5. Representations and Warranties of IOMED.
a. IOMED is a corporation duly organized, validly existing and
in good standing under the law of the State of Utah.
b. IOMED has full corporate power and authority to enter into
this Agreement, the License Agreement and the Xxxx of Sale, and to carry out the
transactions contemplated hereby and thereby. The Board of Directors of IOMED
has taken all action required to authorize the execution, delivery and
performance of this Agreement, the License Agreement and the Xxxx of Sale, and
the consummation of the transactions contemplated hereby and thereby. This
Agreement, the License Agreement and the Xxxx of Sale each has been duly and
validly authorized, executed and delivered by IOMED, and constitutes a valid and
binding obligation of IOMED enforceable against it in accordance with its terms.

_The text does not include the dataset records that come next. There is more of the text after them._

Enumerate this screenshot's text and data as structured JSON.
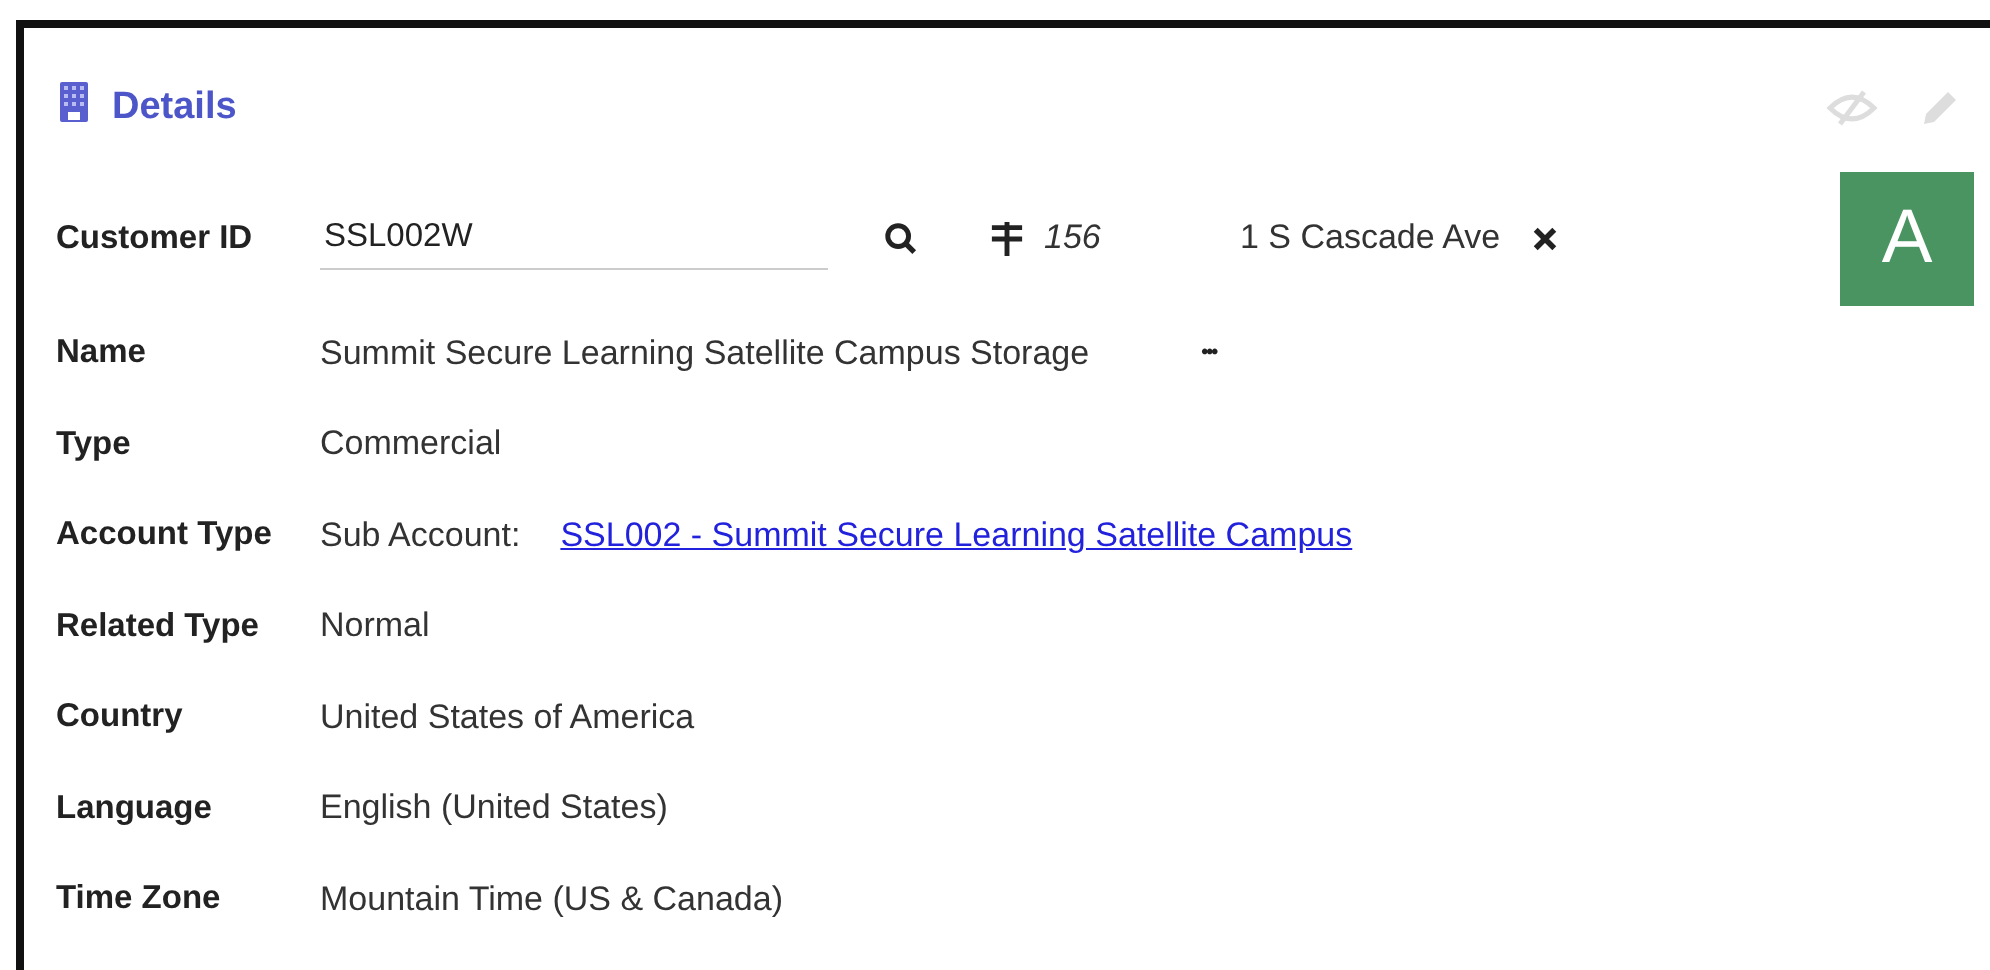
{
  "panel": {
    "title": "Details"
  },
  "customer_id": {
    "label": "Customer ID",
    "value": "SSL002W",
    "number": "156",
    "address": "1 S Cascade Ave",
    "avatar": "A"
  },
  "fields": [
    {
      "kind": "text",
      "label": "Name",
      "value": "Summit Secure Learning Satellite Campus Storage",
      "more": "•••"
    },
    {
      "kind": "text",
      "label": "Type",
      "value": "Commercial"
    },
    {
      "kind": "link",
      "label": "Account Type",
      "value": "Sub Account:",
      "link": "SSL002 - Summit Secure Learning Satellite Campus"
    },
    {
      "kind": "text",
      "label": "Related Type",
      "value": "Normal"
    },
    {
      "kind": "text",
      "label": "Country",
      "value": "United States of America"
    },
    {
      "kind": "text",
      "label": "Language",
      "value": "English (United States)"
    },
    {
      "kind": "text",
      "label": "Time Zone",
      "value": "Mountain Time (US & Canada)"
    }
  ]
}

c. The execution, delivery and performance by IOMED of this
Agreement and the License Agreement do not and will not (i) violate or breach
the articles of incorporation or bylaws of IOMED, (ii) violate or conflict with
any applicable law, (iii) violate, breach, cause a default under or otherwise
give rise to a right of termination, cancellation or acceleration with respect
to (presently, with the giving of notice or the passage of time) any material
agreement, contract or instrument to which IOMED is a party or by which any of
its assets is bound, or (iv) result in the creation or imposition of any lien,
pledge, mortgage, claim, charge or encumbrance upon any assets of IOMED.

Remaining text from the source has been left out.